Shock and dismay, she's seen his weakness. His father will never think he's good enough. That's why he's such a failure with a gambling problem. Oh fuck, he coaches little league and has other redeeming qualities including a shared interest in extremely popular movies. That's definitely something to base a marriage on. That and a court order.
Why must TV and movies repeatedly force the idea down our throats that if you rrreeeeeeeeeeeeeaaaaaally hate someone enough, one day you'll miraculously find out you both love Star Wars or some shit and suddenly be in love. No. If you really hate someone enough and you both like Star Wars you'll realize that Star Wars is one of the most popular film franchises of all time and that this person is still a fucking asshole.

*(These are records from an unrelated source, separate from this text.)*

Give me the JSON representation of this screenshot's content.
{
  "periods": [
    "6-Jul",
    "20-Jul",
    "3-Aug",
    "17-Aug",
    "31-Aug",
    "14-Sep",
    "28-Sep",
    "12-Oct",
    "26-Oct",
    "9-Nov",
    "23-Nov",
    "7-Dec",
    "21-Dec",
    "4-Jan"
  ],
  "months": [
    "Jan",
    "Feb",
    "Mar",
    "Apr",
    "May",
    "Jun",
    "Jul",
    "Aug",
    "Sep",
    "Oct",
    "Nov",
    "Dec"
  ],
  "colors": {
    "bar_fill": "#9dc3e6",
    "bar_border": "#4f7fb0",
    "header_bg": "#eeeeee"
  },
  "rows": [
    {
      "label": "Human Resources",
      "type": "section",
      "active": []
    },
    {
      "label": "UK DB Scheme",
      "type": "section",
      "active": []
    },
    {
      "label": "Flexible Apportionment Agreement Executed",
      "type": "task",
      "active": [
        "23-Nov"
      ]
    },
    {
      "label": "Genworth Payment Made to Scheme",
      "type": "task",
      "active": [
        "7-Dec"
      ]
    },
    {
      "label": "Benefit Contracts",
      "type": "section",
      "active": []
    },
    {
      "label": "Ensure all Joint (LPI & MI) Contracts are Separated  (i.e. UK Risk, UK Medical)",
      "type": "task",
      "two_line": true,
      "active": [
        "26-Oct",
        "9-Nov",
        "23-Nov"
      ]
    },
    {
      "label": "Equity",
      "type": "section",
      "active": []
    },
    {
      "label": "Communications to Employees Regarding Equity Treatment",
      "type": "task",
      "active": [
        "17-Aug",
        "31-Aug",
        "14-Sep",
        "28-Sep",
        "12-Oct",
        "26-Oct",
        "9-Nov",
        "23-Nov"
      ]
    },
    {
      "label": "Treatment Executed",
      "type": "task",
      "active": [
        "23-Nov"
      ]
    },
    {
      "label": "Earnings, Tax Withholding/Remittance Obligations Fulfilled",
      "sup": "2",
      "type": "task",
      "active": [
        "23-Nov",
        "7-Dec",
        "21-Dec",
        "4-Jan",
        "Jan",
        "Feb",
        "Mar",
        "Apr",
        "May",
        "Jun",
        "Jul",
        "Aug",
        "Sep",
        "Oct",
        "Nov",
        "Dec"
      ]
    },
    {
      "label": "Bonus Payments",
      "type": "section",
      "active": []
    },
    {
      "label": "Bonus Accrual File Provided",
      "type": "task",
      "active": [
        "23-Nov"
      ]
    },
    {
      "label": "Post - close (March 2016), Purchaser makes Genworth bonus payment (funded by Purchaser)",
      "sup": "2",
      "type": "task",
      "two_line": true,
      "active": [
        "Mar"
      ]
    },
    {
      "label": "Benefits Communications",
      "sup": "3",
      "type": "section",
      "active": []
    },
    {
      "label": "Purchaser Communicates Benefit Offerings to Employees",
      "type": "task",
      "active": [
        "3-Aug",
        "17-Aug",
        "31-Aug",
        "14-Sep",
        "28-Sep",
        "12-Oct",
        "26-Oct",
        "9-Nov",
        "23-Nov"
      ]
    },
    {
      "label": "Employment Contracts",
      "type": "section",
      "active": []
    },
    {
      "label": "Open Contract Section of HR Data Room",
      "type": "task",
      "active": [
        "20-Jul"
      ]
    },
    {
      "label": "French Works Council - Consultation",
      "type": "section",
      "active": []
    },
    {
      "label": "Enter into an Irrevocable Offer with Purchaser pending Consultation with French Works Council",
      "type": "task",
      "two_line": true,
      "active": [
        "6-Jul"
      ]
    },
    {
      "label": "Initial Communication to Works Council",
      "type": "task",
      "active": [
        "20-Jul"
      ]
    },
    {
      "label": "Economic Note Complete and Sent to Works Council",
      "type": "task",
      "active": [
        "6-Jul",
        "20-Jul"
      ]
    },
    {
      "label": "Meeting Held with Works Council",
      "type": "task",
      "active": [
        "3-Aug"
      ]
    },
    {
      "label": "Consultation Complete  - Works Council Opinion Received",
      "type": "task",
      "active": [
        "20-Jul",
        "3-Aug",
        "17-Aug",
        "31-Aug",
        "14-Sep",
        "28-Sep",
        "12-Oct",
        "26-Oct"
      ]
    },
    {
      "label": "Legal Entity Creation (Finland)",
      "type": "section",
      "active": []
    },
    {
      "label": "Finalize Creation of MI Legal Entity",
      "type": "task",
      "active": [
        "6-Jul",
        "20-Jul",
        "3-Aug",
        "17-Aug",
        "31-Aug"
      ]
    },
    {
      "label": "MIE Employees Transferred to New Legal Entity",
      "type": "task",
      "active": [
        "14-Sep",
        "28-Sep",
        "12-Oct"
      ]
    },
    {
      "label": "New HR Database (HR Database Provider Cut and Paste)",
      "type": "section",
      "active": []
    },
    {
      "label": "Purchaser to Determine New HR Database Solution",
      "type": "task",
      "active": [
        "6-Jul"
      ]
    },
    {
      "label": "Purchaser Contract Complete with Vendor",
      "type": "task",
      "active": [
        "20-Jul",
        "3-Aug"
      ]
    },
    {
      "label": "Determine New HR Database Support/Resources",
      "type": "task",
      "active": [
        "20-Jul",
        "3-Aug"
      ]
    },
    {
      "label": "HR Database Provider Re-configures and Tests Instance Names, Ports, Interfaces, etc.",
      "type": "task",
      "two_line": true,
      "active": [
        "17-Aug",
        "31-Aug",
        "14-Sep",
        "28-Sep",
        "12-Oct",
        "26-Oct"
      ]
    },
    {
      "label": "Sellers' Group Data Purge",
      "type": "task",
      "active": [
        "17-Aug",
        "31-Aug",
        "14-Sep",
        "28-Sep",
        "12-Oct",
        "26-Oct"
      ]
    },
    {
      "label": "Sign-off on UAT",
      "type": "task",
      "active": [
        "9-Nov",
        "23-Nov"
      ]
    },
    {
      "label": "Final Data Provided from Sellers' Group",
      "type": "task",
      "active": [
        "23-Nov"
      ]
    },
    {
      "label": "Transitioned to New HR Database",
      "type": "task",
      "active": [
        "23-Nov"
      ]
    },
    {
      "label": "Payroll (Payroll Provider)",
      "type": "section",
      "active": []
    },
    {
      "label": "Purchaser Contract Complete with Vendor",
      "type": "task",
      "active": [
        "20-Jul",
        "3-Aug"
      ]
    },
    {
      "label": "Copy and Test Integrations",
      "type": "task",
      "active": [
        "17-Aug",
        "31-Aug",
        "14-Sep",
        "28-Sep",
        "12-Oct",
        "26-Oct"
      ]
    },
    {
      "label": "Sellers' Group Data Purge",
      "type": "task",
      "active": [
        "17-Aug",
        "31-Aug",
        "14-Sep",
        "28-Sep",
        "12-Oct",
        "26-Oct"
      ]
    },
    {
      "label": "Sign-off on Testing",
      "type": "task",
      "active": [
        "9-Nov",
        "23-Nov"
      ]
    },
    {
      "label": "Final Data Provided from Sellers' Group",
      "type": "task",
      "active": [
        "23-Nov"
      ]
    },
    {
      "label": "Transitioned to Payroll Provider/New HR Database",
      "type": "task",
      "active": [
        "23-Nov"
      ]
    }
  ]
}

Oh, she's come to the fancy ball all dolled up and now it's becoming very clear to him that he loves her. You know, because her regular clothes were not enough. Love is based entirely on the physical appearance of someone when they are wearing an expensive dress. "I didn't realize she was beautiful because she was only wearing her normal clothes." The major difference between the two: this dress is strapless and she's wearing a push-up bra. Thank you, What Happens in Vegas for showing me that love = boobies.
They do, inevitably, fall in love but only after they get a divorce and after a big, obnoxious courtroom scene with Queen Latifa. They end up back together and I end up losing faith in humanity and also spilling bourbon all over my bed in a fit of rage.
The most fucked up thing about this movie is the fact that I am sure there are women all over the world watching this and thinking "I wish I could be in a relationship where someone loves me like this." Women of the world: no you don't. This is the absolute definition of an unhealthy relationship. They treat each other like shit but according to film logic it's okay because they're in love? "Hey honey, I took a shit in your bed." "That's okay, sweetie. We love each other and that's all that matters."
Luckily, none of you have to watch this train wreck. Although, I technically didn't have to either. It is easily one of the worst written full-length features that I have ever seen. I'm telling you that this was physically painful to endure. Please do not watch it; not only for yourself, but for the sake of society as a whole. If I had a choice between having a wisdom tooth removed and re-watching this, I would choose the former since it is at least accompanied by prescription drugs. Now, if you'll excuse me, I have to go sleep on a liquor-soaked mattress.